İzmir yolcusu kalmasın

Uyandığımda evde bir telaş vardı. Annem uçağa binip İzmir'e gideceğimizi söyledi ve "Vuuuu" diyerek elini havaya kaldırdı. Ben de hemen "Vuuuu" diyerek karşılık verdim.

Havaalanındaki kontrollerde bizimkilerin canı çıktı. Paltoları ve ayakkabıları çıkarttılar. Sadece bir el çantamız ve benim atta çantam olmasına rağmen, paltolar, puset ve ben de taşınması gerekenlere eklenince indir-kaldır-indir-kaldır derken bayılmak üzerelerdi. Uçak saatine 20 dk. olduğu için Garanti Zone'a gittik. Oradaki yiyecekleri görünce aklıma kahvaltı yapmadığım geldi. "Ne olacak şimdi?" diye düşünürken annem çantamdan kahvaltımı çıkardı. Meğer evden çıkmadan hazırlamış. Böylece saatimi geçirmeden kahvaltımı yaptım ve her türlü ihtiyacım giderilmiş olarak uçağa bindim. Uçağa en son binenlerin kim olduğunu söylememe bilmem gerek var mı?

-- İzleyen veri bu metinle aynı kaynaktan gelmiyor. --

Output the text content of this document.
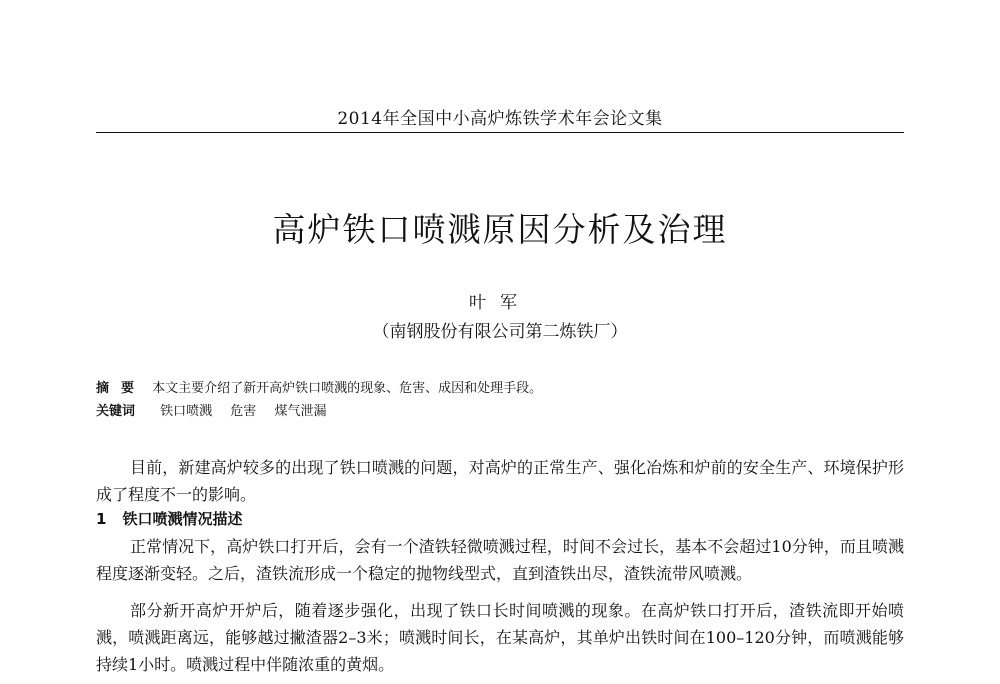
2014年全国中小高炉炼铁学术年会论文集
高炉铁口喷溅原因分析及治理
叶军
（南钢股份有限公司第二炼铁厂）
摘要 本文主要介绍了新开高炉铁口喷溅的现象、危害、成因和处理手段。
关键词 铁口喷溅 危害 煤气泄漏
目前，新建高炉较多的出现了铁口喷溅的问题，对高炉的正常生产、强化冶炼和炉前的安全生产、环境保护形成了程度不一的影响。
1 铁口喷溅情况描述
正常情况下，高炉铁口打开后，会有一个渣铁轻微喷溅过程，时间不会过长，基本不会超过10分钟，而且喷溅程度逐渐变轻。之后，渣铁流形成一个稳定的抛物线型式，直到渣铁出尽，渣铁流带风喷溅。
部分新开高炉开炉后，随着逐步强化，出现了铁口长时间喷溅的现象。在高炉铁口打开后，渣铁流即开始喷溅，喷溅距离远，能够越过撇渣器2–3米；喷溅时间长，在某高炉，其单炉出铁时间在100–120分钟，而喷溅能够持续1小时。喷溅过程中伴随浓重的黄烟。
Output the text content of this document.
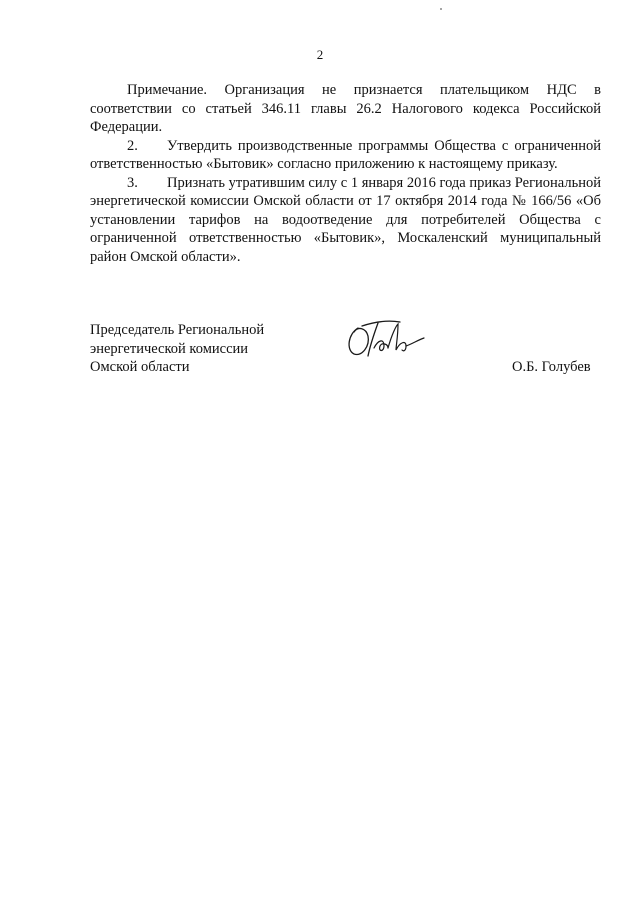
2

Примечание. Организация не признается плательщиком НДС в соответствии со статьей 346.11 главы 26.2 Налогового кодекса Российской Федерации.

2. Утвердить производственные программы Общества с ограниченной ответственностью «Бытовик» согласно приложению к настоящему приказу.

3. Признать утратившим силу с 1 января 2016 года приказ Региональной энергетической комиссии Омской области от 17 октября 2014 года № 166/56 «Об установлении тарифов на водоотведение для потребителей Общества с ограниченной ответственностью «Бытовик», Москаленский муниципальный район Омской области».

Председатель Региональной
энергетической комиссии
Омской области	О.Б. Голубев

Daha önce birkaç kez uçağa bindiğim için ortamı hiç yadırgamadım. Hatta kalktığımızı ve indiğimizi bile umursamadım diyebilirim çünkü kafayı öndeki tepsiye takmıştım. Sürekli tepsiyi açıp kapattım. Tepsiden sıkılınca oyuncaklarımla oynadım ve şıp diye iniverdik zaten.Benimle uçağa binmenin tek dezavantajı var; o da oturmayı sevmediğim için beklemelerle uçak içinde bulunduğum sürenin uzaması sonucu sıkılmam. En az 20 dk. uçağın içinde boşu boşuna bekledik. Biraz sıkıldım doğrusu. Tepsi aç-kapa nereye kadar canım? Herkesin yerleşmesini bekleyip en son biz biniyoruz ama pilot amcalar bana hep kazık atıyor. Mutlaka ya kalkış ya da iniş sırası bekliyoruz. 3 gün önce dayım İzmir'e gitti. Uçağın içinde 1 saatten fazla beklemiş. Aman Tanrım kendimi o pozisyonda düşünemiyorum, fıttırırdım herhalde...

Eve vardığımızda anneannem beni camda bekliyordu. Dedem de işten erken geldi. Beni çok özlemişler. Biraz havanın kapalı olması, biraz da bizimkilerin yorgunluğu yüzünden bugün dışarı çıkmadık. Evde aile saadeti yaşadık. Dedemler bana Fisherprice Eğitici Çay Takımı almışlar. Salondaki halının üzerine polar battaniye serdik ve oyuncaklarımı yaydık.Anneannemlere gittiğimizde çılgınca yemek yiyoruz. Akşam yemeği için dedem 4 çeşit balık almış. İlk defa dil balığının tadına baktım ve çok sevdim. Bir de pancar yedim. Mmmm pek güzeldi!Yemekten sonra anneannem meyve soymuş, annem sufle yapmış, dedem de kestane pişirmiş. Neyse ki ben yatmıştım, bunları da yeseydim çatlardım herhalde!

Bu arada yeni saç stilimi beğendiniz mi?

2 yorum:

  1. elacım bu saçlarla pink'e benzemişsin :)))
    döndünüz mü? özledim seni, akşam iş çıkışı size uğriyim mi 5 dakka ?

    YanıtlaSil
  2. heyyy çok isterimmmm! rubi de gelir mi?